Now, that is where I'd normally pause and say thank you for your attention, but hey, its my inaugural, so I'll cry if I want to. I have a few brief thanks to make - its quite a lick to go from probationary lecturer to full prof in ten years, and so I have to thank those who have supported me. Thanks go to my family up in Scotland for all their support, and my family of my own: many of you know that in the past few year's I've had three children, so biggest thanks of all go to my husband Os, aka Expert Sleepers, for his forbearance and baby juggling skillz. I've been blessed with an amazing support network of friends, who have supported my enormously over this period. My first academic supervisor was Professor Seamus Ross, who kick started my interest in this area, and his support and interest at the start of my career really set me up for the work I do today. Likewise, my PhD supervisor Professor Alan Bowman remains a fantastic mentor: thank you, Alan. My other PhD supervisor, Professor Sir Mike Brady, made me promise (when I got my doctorate in engineering) not to go near any nuclear power stations or bridges, a promise I have kept - thanks Mike. I've already mentioned that Professor Susan Hockey gave me my first academic job: but her work remains an inspiration on what is possible in computing in the arts and humanities. I work with an amazing team of people at UCLDH and I thank them for their input both for the centre and on our various projects. Special thanks go to Rudolf Ammann, our designer at large, who helped prepare the graphics for this lecture.

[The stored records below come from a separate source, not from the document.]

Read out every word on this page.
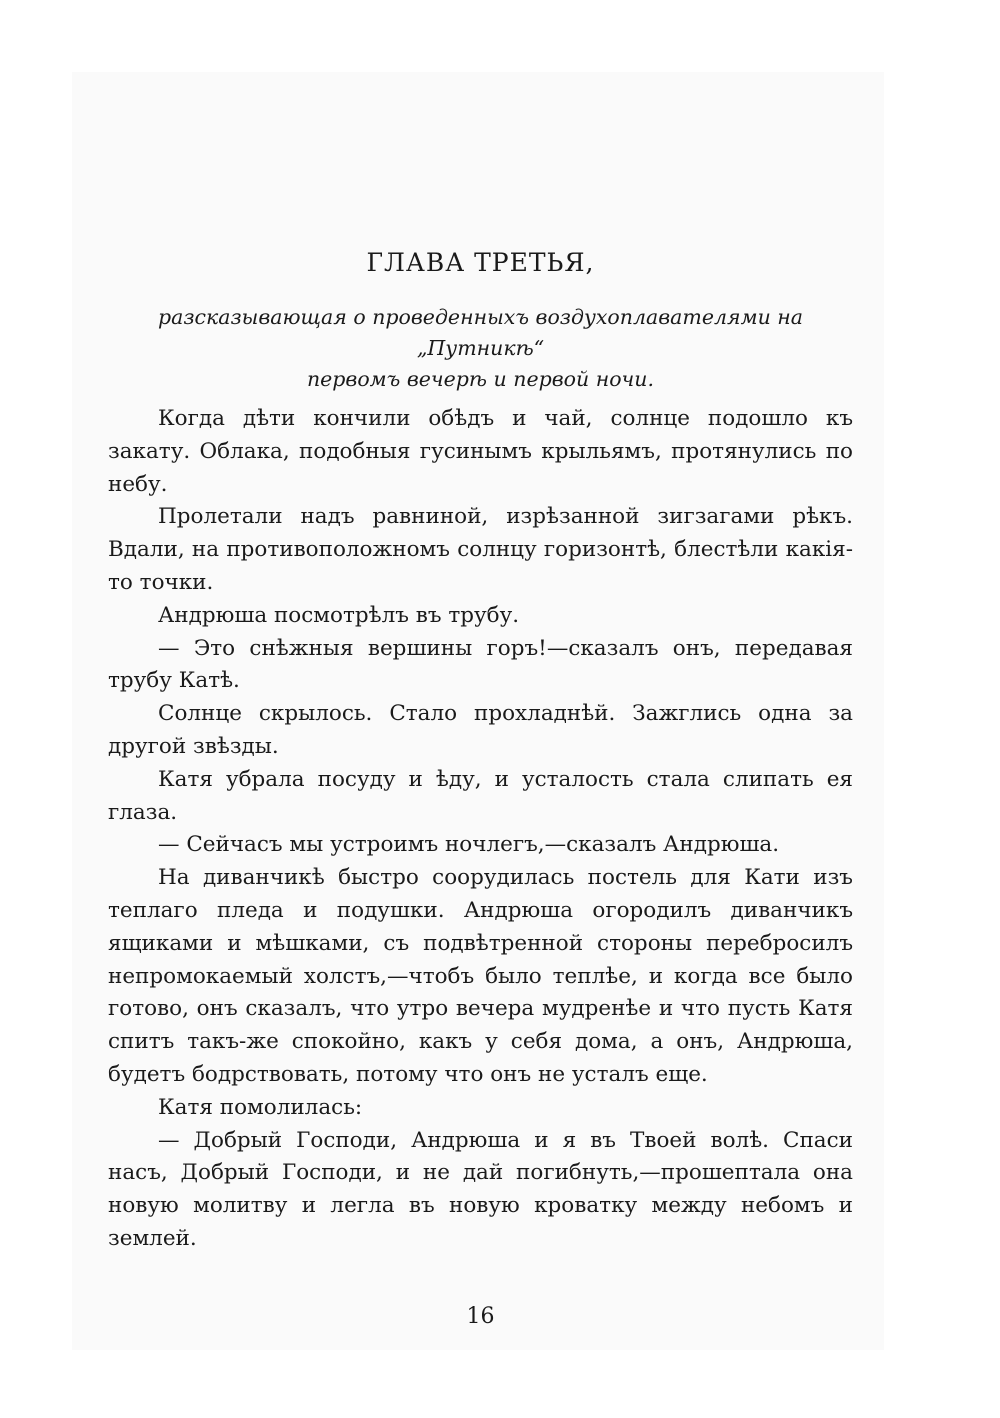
ГЛАВА ТРЕТЬЯ,
разсказывающая о проведенныхъ воздухоплавателями на „Путникѣ“
первомъ вечерѣ и первой ночи.

Когда дѣти кончили обѣдъ и чай, солнце подошло къ закату. Облака, подобныя гусинымъ крыльямъ, протянулись по небу.

Пролетали надъ равниной, изрѣзанной зигзагами рѣкъ. Вдали, на противоположномъ солнцу горизонтѣ, блестѣли какія-то точки.

Андрюша посмотрѣлъ въ трубу.

— Это снѣжныя вершины горъ!—сказалъ онъ, передавая трубу Катѣ.

Солнце скрылось. Стало прохладнѣй. Зажглись одна за другой звѣзды.

Катя убрала посуду и ѣду, и усталость стала слипать ея глаза.

— Сейчасъ мы устроимъ ночлегъ,—сказалъ Андрюша.

На диванчикѣ быстро соорудилась постель для Кати изъ теплаго пледа и подушки. Андрюша огородилъ диванчикъ ящиками и мѣшками, съ подвѣтренной стороны перебросилъ непромокаемый холстъ,—чтобъ было теплѣе, и когда все было готово, онъ сказалъ, что утро вечера мудренѣе и что пусть Катя спитъ такъ-же спокойно, какъ у себя дома, а онъ, Андрюша, будетъ бодрствовать, потому что онъ не усталъ еще.

Катя помолилась:

— Добрый Господи, Андрюша и я въ Твоей волѣ. Спаси насъ, Добрый Господи, и не дай погибнуть,—прошептала она новую молитву и легла въ новую кроватку между небомъ и землей.

16
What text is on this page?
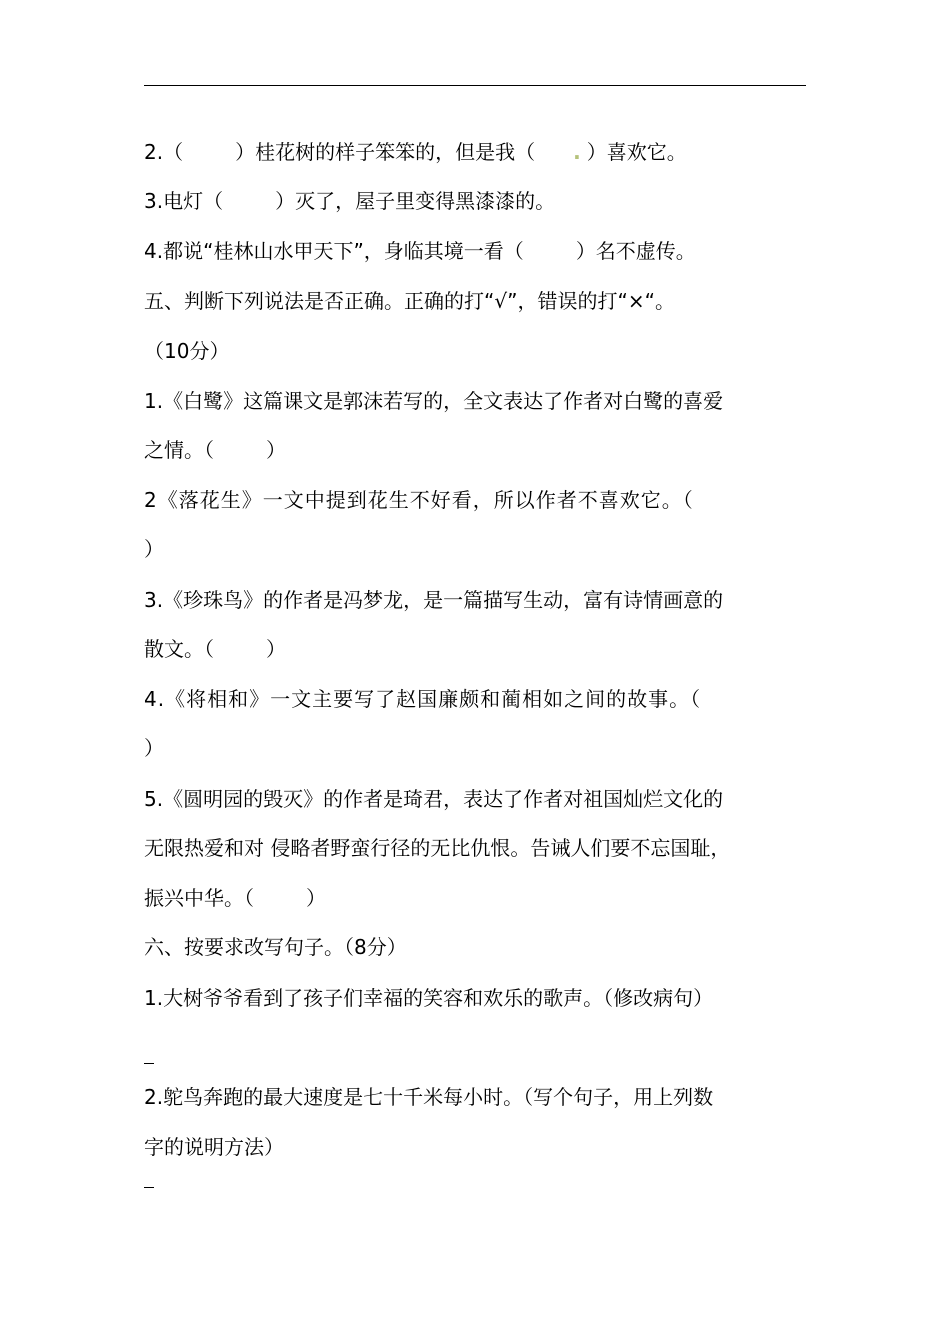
2.（	）桂花树的样子笨笨的，但是我（ . ）喜欢它。
3.电灯（	）灭了，屋子里变得黑漆漆的。
4.都说“桂林山水甲天下”，身临其境一看（	）名不虚传。
五、判断下列说法是否正确。正确的打“√”，错误的打“×“。
（10分）
1.《白鹭》这篇课文是郭沫若写的，全文表达了作者对白鹭的喜爱
之情。（	）
2《落花生》一文中提到花生不好看，所以作者不喜欢它。（
）
3.《珍珠鸟》的作者是冯梦龙，是一篇描写生动，富有诗情画意的
散文。（	）
4.《将相和》一文主要写了赵国廉颇和蔺相如之间的故事。（
）
5.《圆明园的毁灭》的作者是琦君，表达了作者对祖国灿烂文化的
无限热爱和对 侵略者野蛮行径的无比仇恨。告诫人们要不忘国耻，
振兴中华。（	）
六、按要求改写句子。（8分）
1.大树爷爷看到了孩子们幸福的笑容和欢乐的歌声。（修改病句）
2.鸵鸟奔跑的最大速度是七十千米每小时。（写个句子，用上列数
字的说明方法）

But in this week of UCL's Festival of the Arts and Humanities, its good to pause and see how embedded Digital Humanities research is now throughout college, and how much we work, in the Humanities, with those around us. The projects I've shown, albeit briefly, today, are carried out in league with various other faculties (UCLDH reports to both the Arts and Humanities and Engineering Faculties here). Colleagues come from a range of different departments including not only those across the Arts Faculty, but the Bartlett Centre for Advanced Spatial Analysis (in the UCL Bartlett Faculty of the Built Environment), and across the UCL Faculty of Engineering (I have joint projects with Medical Physics, Computer Science, and Civil, Environmental, and Geomatic Engineering). We are dependent on input from both our colleagues in UCL Library Services, and UCL Museums and Collections, and work very closely with items in all the collections across college. The success of DH at UCL is then dependent on the institutional context we have here. Digital Humanities is now embedded into college life at UCL, and in this week of the Festival of the Arts, my final thanks go to UCL as an community for its institutional support in encouraging us to ride the DH wave: for without being at UCL, my decade in digital humanities would have been completely different.